I laughed again. "You keep saying that."
"Because it's true."
"For you," I said. "Not for me."
I turned toward the door.
"Where are you going?" he asked.
"To breathe," I said. "If that's still allowed."
He didn't stop me.
In the hallway, guards stood straighter as I passed. Doors opened and closed with mechanical obedience.
When I reached my suite, I stopped short.
My things were gone.
The few personal items I'd managed to gather—the clothes Sofia had brought, the book from my bag—were missing.
In their place, the room had been… adjusted.
New furniture. New locks. New security panel beside the bed.
My throat tightened.
Alessio appeared behind me. "We moved you."
"You didn't say anything," I said, voice shaking despite my effort.
"It was necessary."
"Necessary for what?"
"For your own safety."
I turned to face him. "You keep using that phrase like it absolves you."
"It doesn't," he said quietly. "But it keeps you alive."
I looked around the room, the cameras, the reinforced door, the absence of anything that felt like me.

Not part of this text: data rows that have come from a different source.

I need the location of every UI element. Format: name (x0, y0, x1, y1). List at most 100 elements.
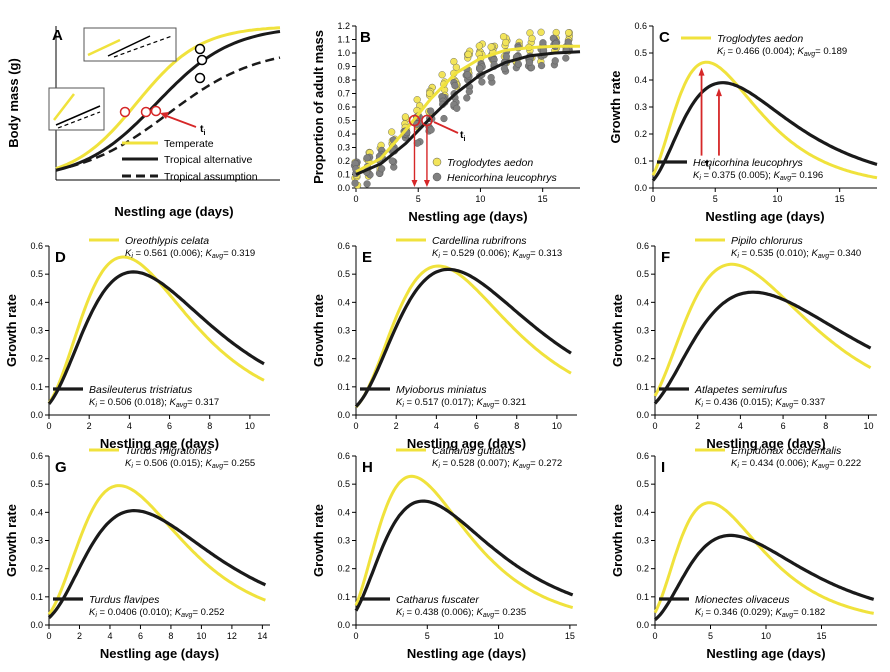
k-subscript: avg (212, 463, 223, 470)
data-point (450, 57, 458, 66)
k-subscript: i (737, 253, 739, 260)
panel-f: 0 2 4 6 8 10 0.0 0.1 0.2 0.3 0.4 0.5 0.6 F Nestling ag… (610, 235, 877, 451)
y-tick-label: 0.2 (337, 354, 350, 364)
y-tick-label: 0.7 (337, 89, 350, 99)
data-point (478, 78, 486, 86)
y-axis-label: Growth rate (4, 294, 19, 367)
panel-g: 0 2 4 6 8 10 12 14 0.0 0.1 0.2 0.3 0.4 0.5 0.6 G Nestlin… (4, 445, 270, 661)
data-point (440, 114, 448, 123)
ti-label: ti (460, 129, 466, 143)
y-axis-label: Growth rate (608, 71, 623, 144)
panel-c: 0 5 10 15 0.0 0.1 0.2 0.3 0.4 0.5 0.6 C Nestling age… (608, 21, 878, 224)
data-point (475, 42, 483, 50)
k-subscript: avg (782, 402, 793, 409)
k-avg: K (477, 397, 484, 408)
k-avg: K (812, 248, 819, 259)
ti-arrowhead (715, 88, 722, 97)
k-value: = 0.337 (793, 397, 825, 408)
temperate-curve (653, 501, 875, 615)
x-tick-label: 5 (713, 194, 718, 204)
tropical-k-values: Ki = 0.506 (0.018); Kavg= 0.317 (89, 397, 219, 409)
x-tick-label: 10 (245, 421, 255, 431)
legend-label: Henicorhina leucophrys (447, 172, 557, 184)
data-point (502, 52, 510, 61)
k-value: = 0.317 (187, 397, 219, 408)
k-subscript: i (131, 253, 133, 260)
k-subscript: i (95, 402, 97, 409)
x-tick-label: 6 (167, 421, 172, 431)
k-value: = 0.561 (0.006); (133, 248, 206, 259)
inflection-marker (150, 105, 162, 117)
y-tick-label: 0.4 (337, 129, 350, 139)
y-tick-label: 0.3 (30, 536, 43, 546)
x-tick-label: 15 (538, 194, 548, 204)
y-tick-label: 0.9 (337, 62, 350, 72)
y-tick-label: 0.1 (337, 592, 350, 602)
data-point (413, 96, 421, 104)
data-point (537, 28, 545, 36)
y-tick-label: 0.3 (337, 143, 350, 153)
y-tick-label: 0.8 (337, 75, 350, 85)
temperate-curve (47, 484, 266, 616)
y-tick-label: 0.4 (634, 75, 647, 85)
data-point (463, 94, 471, 102)
legend-label: Troglodytes aedon (447, 157, 533, 169)
legend-label: Tropical assumption (164, 171, 258, 183)
tropical-k-values: Ki = 0.438 (0.006); Kavg= 0.235 (396, 607, 526, 619)
legend-label: Tropical alternative (164, 154, 252, 166)
x-tick-label: 2 (695, 421, 700, 431)
drop-arrowhead (423, 180, 430, 187)
y-tick-label: 0.4 (636, 297, 649, 307)
data-point (388, 128, 396, 136)
y-tick-label: 0.2 (634, 129, 647, 139)
tropical-curve (354, 267, 572, 408)
tropical-k-values: Ki = 0.375 (0.005); Kavg= 0.196 (693, 170, 823, 182)
tropical-k-values: Ki = 0.346 (0.029); Kavg= 0.182 (695, 607, 825, 619)
k-value: = 0.434 (0.006); (739, 458, 812, 469)
k-avg: K (175, 607, 182, 618)
inset-box-upper (83, 27, 177, 62)
y-tick-label: 0.2 (337, 564, 350, 574)
x-tick-label: 0 (353, 631, 358, 641)
x-tick-label: 10 (761, 631, 771, 641)
x-tick-label: 5 (708, 631, 713, 641)
panel-label: D (55, 249, 66, 266)
panel-label: I (661, 459, 665, 476)
y-tick-label: 0.0 (636, 620, 649, 630)
k-subscript: avg (212, 253, 223, 260)
tropical-curve (47, 270, 265, 405)
y-tick-label: 1.0 (337, 48, 350, 58)
k-avg: K (776, 607, 783, 618)
ti-label: ti (705, 157, 711, 171)
tropical-species: Turdus flavipes (89, 594, 160, 606)
tropical-alternative-curve (55, 30, 281, 172)
x-tick-label: 4 (127, 421, 132, 431)
data-point (564, 38, 572, 46)
ti-subscript: i (204, 130, 206, 137)
x-tick-label: 12 (227, 631, 237, 641)
y-tick-label: 0.0 (30, 620, 43, 630)
y-tick-label: 0.6 (30, 241, 43, 251)
ti-arrow (433, 121, 459, 134)
tropical-curve (651, 81, 878, 182)
data-point (514, 60, 522, 68)
y-tick-label: 0.5 (337, 116, 350, 126)
data-point (427, 107, 435, 115)
data-point (537, 61, 546, 70)
k-avg: K (798, 46, 805, 57)
temperate-k-values: Ki = 0.506 (0.015); Kavg= 0.255 (125, 458, 255, 470)
k-value: = 0.375 (0.005); (701, 170, 774, 181)
y-tick-label: 0.6 (634, 21, 647, 31)
x-axis-label: Nestling age (days) (706, 436, 825, 451)
x-tick-label: 10 (863, 421, 873, 431)
inset-assumption-line (113, 35, 173, 58)
inset-tropical-line (55, 105, 101, 126)
y-tick-label: 0.4 (337, 297, 350, 307)
panel-label: A (52, 27, 63, 44)
tropical-species: Mionectes olivaceus (695, 594, 790, 606)
tropical-species: Atlapetes semirufus (694, 384, 788, 396)
y-tick-label: 1.2 (337, 21, 350, 31)
x-axis-label: Nestling age (days) (100, 646, 219, 661)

"This isn't protection," I said. "This is capture."
He didn't deny it.
"Emilia," he said, voice low, "I told you what would happen if you stayed."
"And you didn't tell me what would happen if I didn't," I replied.
His eyes darkened. "Now you know."
The door closed behind me.
Locked.
I stood in the center of the room, heart pounding, the weight of it all finally settling in.
This wasn't temporary.
This wasn't a misunderstanding.
This was containment.
And as I sank slowly onto the edge of the bed, one truth burned sharper than the rest—
I hadn't been taken because I was weak.
I'd been taken because I was valuable.